One day my boss called me into the office. Our subsidiary had been asked to assist with a project in a pulp mill in which the parent company had an interest. The mill was in Swaziland, a small country sandwiched between South Africa and Mozambique. I would need a passport and several inoculations – Yellow Fever, Typhus and a Small Pox booster, among others.
I had the ‘jabs’, got a passport – and then was told the job was cancelled. I continued with what I was doing – I can’t recall precisely what that was at the time. One important project undertaken around this time was the detailed design of the first production scale manufacturing plant for ibuprofen at the Boots pharmaceutical facility in Nottingham. All we were told about the product at the time was that it was “a new arthritis drug”. I suspect that even Boots would have been surprised at the way in which their invention has become ubiquitous as a pain killer and remedy for colds and flu.
In the summer of 1973 I was called into the boss’s office again. This time the project for which I was being recommended was in South Africa. Expected to last for between 18 months and 2 years, the team would be accompanied by our families. We would be provided with accommodation and basic living expenses whilst our salaries would continue to be paid into our UK bank accounts.

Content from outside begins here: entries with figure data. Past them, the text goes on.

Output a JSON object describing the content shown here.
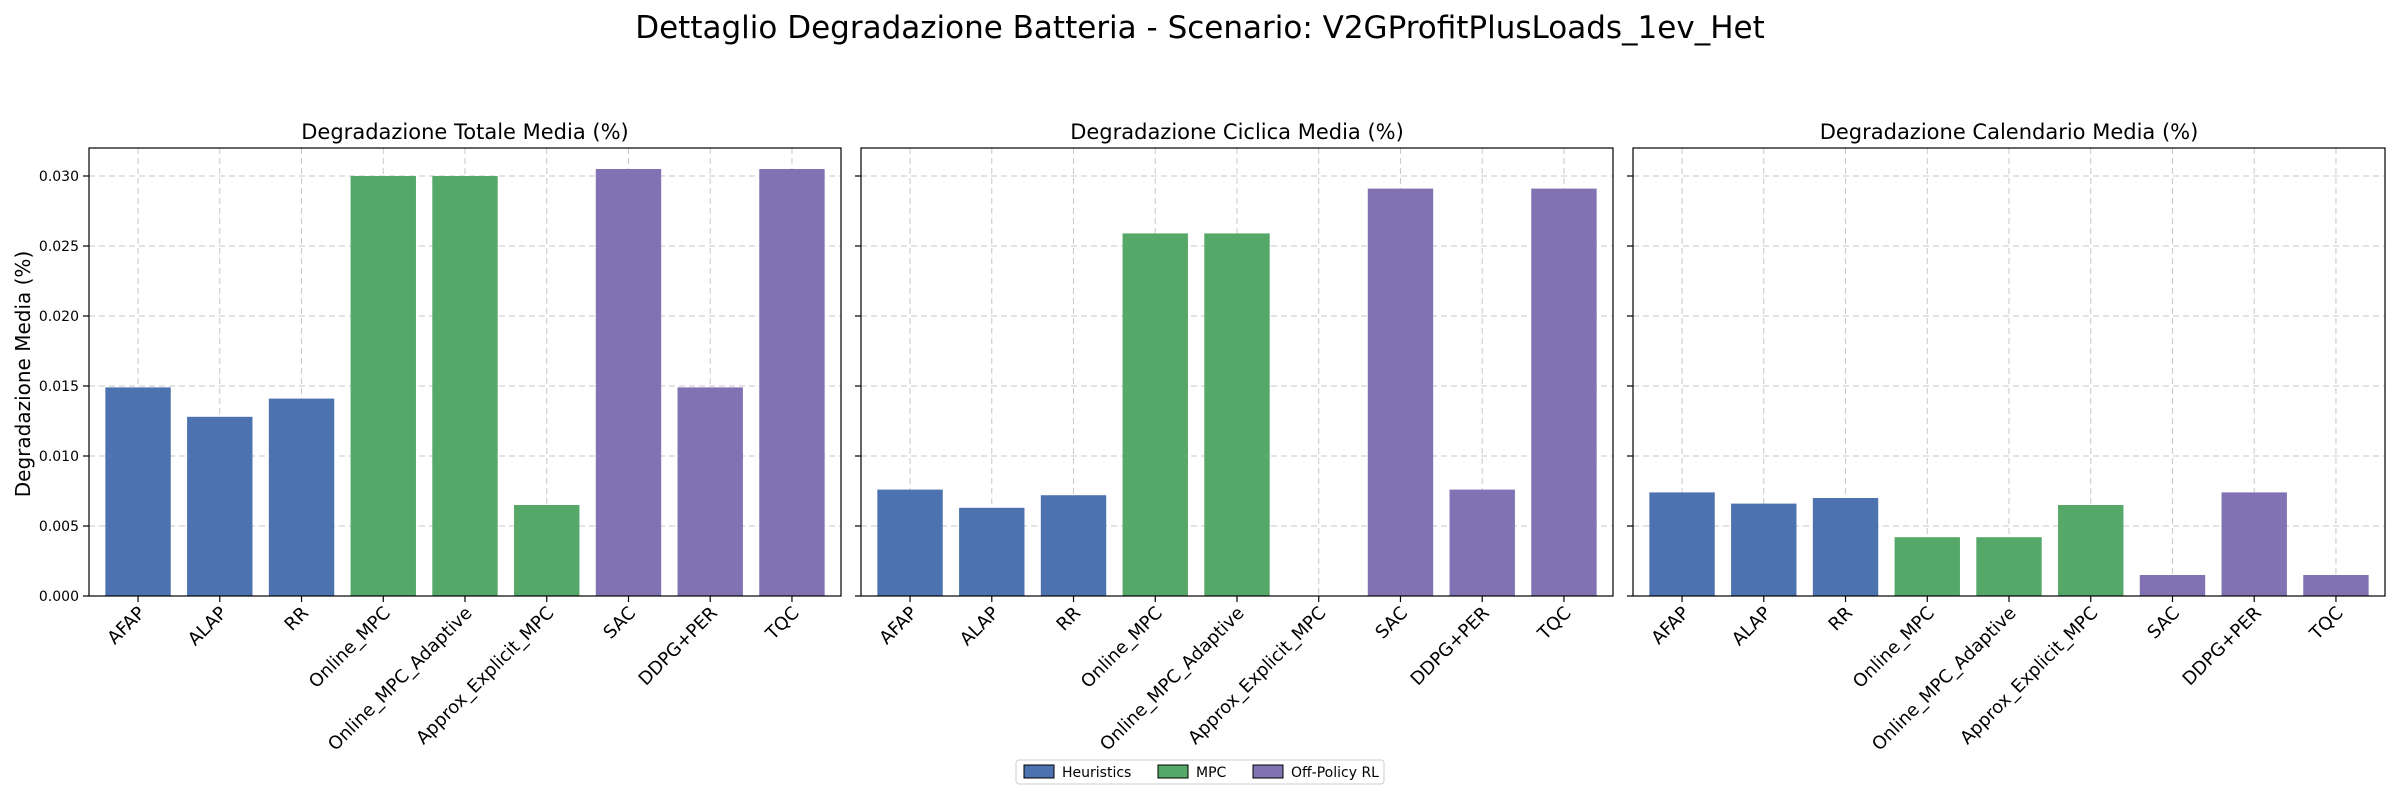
{
  "figure": {
    "title": "Dettaglio Degradazione Batteria - Scenario: V2GProfitPlusLoads_1ev_Het",
    "ylabel": "Degradazione Media (%)"
  },
  "legend": [
    {
      "name": "Heuristics",
      "color": "#4c72b0"
    },
    {
      "name": "MPC",
      "color": "#55a868"
    },
    {
      "name": "Off-Policy RL",
      "color": "#8172b3"
    }
  ],
  "chart_data": [
    {
      "type": "bar",
      "title": "Degradazione Totale Media (%)",
      "categories": [
        "AFAP",
        "ALAP",
        "RR",
        "Online_MPC",
        "Online_MPC_Adaptive",
        "Approx_Explicit_MPC",
        "SAC",
        "DDPG+PER",
        "TQC"
      ],
      "groups": [
        "Heuristics",
        "Heuristics",
        "Heuristics",
        "MPC",
        "MPC",
        "MPC",
        "Off-Policy RL",
        "Off-Policy RL",
        "Off-Policy RL"
      ],
      "values": [
        0.0149,
        0.0128,
        0.0141,
        0.03,
        0.03,
        0.0065,
        0.0305,
        0.0149,
        0.0305
      ],
      "ylim": [
        0,
        0.032
      ],
      "yticks": [
        "0.000",
        "0.005",
        "0.010",
        "0.015",
        "0.020",
        "0.025",
        "0.030"
      ],
      "grid": true
    },
    {
      "type": "bar",
      "title": "Degradazione Ciclica Media (%)",
      "categories": [
        "AFAP",
        "ALAP",
        "RR",
        "Online_MPC",
        "Online_MPC_Adaptive",
        "Approx_Explicit_MPC",
        "SAC",
        "DDPG+PER",
        "TQC"
      ],
      "groups": [
        "Heuristics",
        "Heuristics",
        "Heuristics",
        "MPC",
        "MPC",
        "MPC",
        "Off-Policy RL",
        "Off-Policy RL",
        "Off-Policy RL"
      ],
      "values": [
        0.0076,
        0.0063,
        0.0072,
        0.0259,
        0.0259,
        0.0,
        0.0291,
        0.0076,
        0.0291
      ],
      "ylim": [
        0,
        0.032
      ],
      "grid": true
    },
    {
      "type": "bar",
      "title": "Degradazione Calendario Media (%)",
      "categories": [
        "AFAP",
        "ALAP",
        "RR",
        "Online_MPC",
        "Online_MPC_Adaptive",
        "Approx_Explicit_MPC",
        "SAC",
        "DDPG+PER",
        "TQC"
      ],
      "groups": [
        "Heuristics",
        "Heuristics",
        "Heuristics",
        "MPC",
        "MPC",
        "MPC",
        "Off-Policy RL",
        "Off-Policy RL",
        "Off-Policy RL"
      ],
      "values": [
        0.0074,
        0.0066,
        0.007,
        0.0042,
        0.0042,
        0.0065,
        0.0015,
        0.0074,
        0.0015
      ],
      "ylim": [
        0,
        0.032
      ],
      "grid": true
    }
  ]
}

Ian was 7 and attending a primary school in Coventry with children of assorted ethnic origins. I wondered how a period living in a country in which people of colour were treated as second or third class citizens would affect him. After due consideration we, his parents, decided that it would be advantageous to see for ourselves whether conditions were as bad as the UK media portrayed them.
I tried very hard to get the company to allow us to travel together. To no avail. I don’t know the reason, whether it was to do with South African visa regulations or the possible cost to the company should a situation rise in which I did not fit in with the team and had to return.
I left the UK, together with another mechanical designer and the team leader, on 3rd August, 1973 aboard a Boeing 747 “Jumbo Jet” operated by the then newly formed British Airways.